You can insert graphics directly without a float.
This has one disadvantage, which is the reason why
floats were invented:

You have probably noticed that text isn't broken into pages in LyX. That happens later, when you print (or make a PDF). The problem is - what happens when there is a rather big image, but it doesn't quite fit?

For example, half the page is full of text, but now there is an image
that need 2/3 of a page. There isn't room for it, so this page ends and the next page begins with the big image on top.

And the problem is that the previous page is now only half full. This wastes paper, and it looks ugly and unprofessional.

Of course, you can place the big image carefully to avoid this. (Using a pdf preview, and moving the image around.) Now, consider a book manuscript with 50 such big images. Then you need to add half a page of text in the beginning - everything moves, and just about every image needs to be fixed again.

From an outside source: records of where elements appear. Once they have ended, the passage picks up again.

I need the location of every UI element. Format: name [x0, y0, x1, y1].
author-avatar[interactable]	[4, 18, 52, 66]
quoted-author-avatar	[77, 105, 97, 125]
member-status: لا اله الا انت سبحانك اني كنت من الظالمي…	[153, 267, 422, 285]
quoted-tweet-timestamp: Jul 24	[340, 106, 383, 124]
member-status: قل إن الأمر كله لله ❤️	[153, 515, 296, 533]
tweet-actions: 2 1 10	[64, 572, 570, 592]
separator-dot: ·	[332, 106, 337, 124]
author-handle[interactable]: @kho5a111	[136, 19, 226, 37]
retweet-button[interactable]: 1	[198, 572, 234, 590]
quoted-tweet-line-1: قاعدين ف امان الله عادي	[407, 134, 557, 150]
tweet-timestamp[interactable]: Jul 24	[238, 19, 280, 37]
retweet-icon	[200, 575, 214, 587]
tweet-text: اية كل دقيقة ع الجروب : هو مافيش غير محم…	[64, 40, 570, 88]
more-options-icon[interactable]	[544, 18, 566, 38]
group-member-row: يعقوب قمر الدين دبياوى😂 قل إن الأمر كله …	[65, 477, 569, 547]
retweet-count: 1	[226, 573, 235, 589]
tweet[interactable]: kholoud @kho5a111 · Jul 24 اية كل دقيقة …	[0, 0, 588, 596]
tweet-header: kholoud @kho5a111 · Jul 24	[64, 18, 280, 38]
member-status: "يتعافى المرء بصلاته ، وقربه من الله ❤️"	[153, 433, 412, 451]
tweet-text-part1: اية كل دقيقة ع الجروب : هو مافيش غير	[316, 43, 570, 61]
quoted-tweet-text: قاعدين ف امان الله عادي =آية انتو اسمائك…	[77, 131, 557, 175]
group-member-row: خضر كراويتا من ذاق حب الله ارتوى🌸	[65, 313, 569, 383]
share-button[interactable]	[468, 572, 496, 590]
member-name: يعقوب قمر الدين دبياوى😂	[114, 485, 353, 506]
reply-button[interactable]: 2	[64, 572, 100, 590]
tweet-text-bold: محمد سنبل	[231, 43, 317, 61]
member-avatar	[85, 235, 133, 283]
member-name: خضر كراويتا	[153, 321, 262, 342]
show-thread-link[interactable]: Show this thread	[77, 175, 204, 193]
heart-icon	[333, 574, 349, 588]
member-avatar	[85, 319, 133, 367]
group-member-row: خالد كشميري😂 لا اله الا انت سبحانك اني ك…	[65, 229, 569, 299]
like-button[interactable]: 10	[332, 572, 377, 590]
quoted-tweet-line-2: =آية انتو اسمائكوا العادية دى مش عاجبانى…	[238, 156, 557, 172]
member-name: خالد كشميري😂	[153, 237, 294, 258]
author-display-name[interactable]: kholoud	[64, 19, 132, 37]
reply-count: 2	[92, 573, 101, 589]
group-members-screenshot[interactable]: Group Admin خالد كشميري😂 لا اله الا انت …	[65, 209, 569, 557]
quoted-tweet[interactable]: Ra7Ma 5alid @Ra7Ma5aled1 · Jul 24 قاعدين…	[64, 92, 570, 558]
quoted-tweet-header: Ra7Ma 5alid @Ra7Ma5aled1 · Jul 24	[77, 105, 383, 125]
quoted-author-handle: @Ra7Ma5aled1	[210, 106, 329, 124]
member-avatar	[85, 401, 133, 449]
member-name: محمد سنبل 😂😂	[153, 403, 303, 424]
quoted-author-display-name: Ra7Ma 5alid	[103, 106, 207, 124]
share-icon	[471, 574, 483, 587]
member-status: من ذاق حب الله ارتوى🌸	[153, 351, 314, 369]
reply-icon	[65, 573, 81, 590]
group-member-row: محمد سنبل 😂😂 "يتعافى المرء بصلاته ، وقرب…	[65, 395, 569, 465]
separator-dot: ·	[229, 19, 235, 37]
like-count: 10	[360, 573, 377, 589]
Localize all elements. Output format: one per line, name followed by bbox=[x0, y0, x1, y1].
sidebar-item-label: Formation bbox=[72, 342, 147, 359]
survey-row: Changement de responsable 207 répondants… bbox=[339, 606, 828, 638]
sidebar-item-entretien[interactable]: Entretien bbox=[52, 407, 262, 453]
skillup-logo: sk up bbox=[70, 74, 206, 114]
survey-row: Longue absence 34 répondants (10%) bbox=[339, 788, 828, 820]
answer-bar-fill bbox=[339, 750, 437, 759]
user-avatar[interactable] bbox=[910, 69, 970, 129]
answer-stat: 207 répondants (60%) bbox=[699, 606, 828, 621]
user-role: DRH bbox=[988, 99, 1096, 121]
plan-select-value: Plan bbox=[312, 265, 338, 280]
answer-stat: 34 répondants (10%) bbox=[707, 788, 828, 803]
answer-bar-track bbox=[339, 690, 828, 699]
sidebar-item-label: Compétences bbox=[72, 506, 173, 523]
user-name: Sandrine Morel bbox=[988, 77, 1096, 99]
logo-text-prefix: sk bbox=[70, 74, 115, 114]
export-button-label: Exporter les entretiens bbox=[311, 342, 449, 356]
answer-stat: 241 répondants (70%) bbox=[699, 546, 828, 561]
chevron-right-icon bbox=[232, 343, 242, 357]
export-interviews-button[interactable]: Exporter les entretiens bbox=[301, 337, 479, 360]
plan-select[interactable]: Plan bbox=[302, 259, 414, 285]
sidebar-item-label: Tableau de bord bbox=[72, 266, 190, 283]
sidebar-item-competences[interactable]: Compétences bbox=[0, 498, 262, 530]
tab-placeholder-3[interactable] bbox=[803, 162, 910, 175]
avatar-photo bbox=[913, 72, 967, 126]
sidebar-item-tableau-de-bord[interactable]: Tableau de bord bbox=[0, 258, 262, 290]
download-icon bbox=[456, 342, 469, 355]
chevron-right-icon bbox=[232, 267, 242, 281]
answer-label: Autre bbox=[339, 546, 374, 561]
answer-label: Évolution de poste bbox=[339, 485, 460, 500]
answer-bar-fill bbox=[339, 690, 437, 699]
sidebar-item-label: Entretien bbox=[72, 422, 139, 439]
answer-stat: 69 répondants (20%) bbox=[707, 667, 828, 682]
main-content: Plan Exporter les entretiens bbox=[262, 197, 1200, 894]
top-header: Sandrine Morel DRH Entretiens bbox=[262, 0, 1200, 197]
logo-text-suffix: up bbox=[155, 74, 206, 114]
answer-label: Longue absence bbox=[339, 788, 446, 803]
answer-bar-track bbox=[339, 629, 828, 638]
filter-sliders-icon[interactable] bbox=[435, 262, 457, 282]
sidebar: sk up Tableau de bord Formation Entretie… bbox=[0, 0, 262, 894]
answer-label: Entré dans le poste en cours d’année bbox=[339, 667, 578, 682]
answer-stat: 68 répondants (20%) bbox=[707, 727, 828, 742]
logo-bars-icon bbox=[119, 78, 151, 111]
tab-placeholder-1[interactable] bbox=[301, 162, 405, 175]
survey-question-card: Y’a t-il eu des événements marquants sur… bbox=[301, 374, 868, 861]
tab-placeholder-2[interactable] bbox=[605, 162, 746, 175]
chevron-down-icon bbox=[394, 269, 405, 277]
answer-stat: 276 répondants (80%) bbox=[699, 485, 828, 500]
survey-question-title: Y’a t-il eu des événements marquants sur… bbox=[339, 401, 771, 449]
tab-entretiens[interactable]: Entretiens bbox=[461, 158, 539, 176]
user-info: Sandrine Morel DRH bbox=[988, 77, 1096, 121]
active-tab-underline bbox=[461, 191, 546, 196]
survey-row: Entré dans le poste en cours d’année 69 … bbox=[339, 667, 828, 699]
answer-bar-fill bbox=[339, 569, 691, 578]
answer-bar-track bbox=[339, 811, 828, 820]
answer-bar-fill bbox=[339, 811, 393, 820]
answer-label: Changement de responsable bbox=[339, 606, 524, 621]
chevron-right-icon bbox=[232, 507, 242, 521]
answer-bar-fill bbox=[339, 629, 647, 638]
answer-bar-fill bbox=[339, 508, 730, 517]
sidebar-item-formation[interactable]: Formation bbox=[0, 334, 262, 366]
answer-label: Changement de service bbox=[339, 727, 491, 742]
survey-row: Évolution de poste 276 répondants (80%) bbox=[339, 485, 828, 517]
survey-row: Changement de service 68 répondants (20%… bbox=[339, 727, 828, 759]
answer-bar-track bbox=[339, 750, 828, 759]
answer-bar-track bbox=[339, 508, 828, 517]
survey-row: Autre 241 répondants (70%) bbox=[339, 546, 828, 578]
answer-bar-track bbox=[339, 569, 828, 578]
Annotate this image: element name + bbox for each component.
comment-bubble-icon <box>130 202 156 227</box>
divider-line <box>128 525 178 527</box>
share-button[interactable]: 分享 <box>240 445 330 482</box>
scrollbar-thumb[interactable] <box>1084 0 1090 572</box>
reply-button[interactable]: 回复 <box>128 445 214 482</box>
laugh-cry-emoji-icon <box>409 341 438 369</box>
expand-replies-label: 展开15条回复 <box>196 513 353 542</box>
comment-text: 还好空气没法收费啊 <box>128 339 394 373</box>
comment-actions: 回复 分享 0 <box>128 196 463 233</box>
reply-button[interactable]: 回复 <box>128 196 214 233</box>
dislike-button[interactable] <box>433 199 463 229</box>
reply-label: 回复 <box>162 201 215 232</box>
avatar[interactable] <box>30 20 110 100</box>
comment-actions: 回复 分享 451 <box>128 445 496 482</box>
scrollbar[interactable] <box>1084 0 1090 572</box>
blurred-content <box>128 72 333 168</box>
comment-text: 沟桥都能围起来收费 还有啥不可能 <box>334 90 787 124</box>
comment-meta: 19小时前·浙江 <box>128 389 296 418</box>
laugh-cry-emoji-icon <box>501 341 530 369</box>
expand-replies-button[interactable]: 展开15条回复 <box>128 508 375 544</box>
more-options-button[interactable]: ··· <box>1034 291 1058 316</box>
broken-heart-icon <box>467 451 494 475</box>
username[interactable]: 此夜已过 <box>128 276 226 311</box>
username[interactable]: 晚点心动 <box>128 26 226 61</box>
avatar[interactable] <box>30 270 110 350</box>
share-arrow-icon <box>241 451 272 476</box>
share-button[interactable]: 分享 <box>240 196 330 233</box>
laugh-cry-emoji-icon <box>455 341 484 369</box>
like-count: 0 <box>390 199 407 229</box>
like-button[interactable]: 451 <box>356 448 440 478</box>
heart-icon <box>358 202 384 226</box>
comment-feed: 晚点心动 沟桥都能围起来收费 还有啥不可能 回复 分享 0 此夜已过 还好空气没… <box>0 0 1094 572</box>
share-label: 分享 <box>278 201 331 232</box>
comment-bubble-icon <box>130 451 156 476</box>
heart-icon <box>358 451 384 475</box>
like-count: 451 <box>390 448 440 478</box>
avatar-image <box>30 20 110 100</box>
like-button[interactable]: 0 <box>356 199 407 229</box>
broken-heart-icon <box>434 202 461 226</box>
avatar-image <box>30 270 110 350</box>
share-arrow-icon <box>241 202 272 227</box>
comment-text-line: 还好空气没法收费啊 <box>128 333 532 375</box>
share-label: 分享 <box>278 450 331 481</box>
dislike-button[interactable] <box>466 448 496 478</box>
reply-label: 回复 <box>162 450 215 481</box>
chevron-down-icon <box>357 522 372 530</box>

An automatic solution was needed - floats. With the image in a float, this happens during page layout:
* If the floating image fits, it goes right there.
* If it doesn't fit, it still moves to the next page. But the current
  page does *not* end. It is filled up with whatever text that comes
  after the big image. So, no half-full pages any more.
* The price for this is that the floats not necessarily appear exactly
  where you want them to be. (When they won't fit.)

As others have pointed out, floats also offers some niceties like cross
referencing and "list of floats". But the automatic and nice-looking page breaking in the precence of (big) images is the main thing.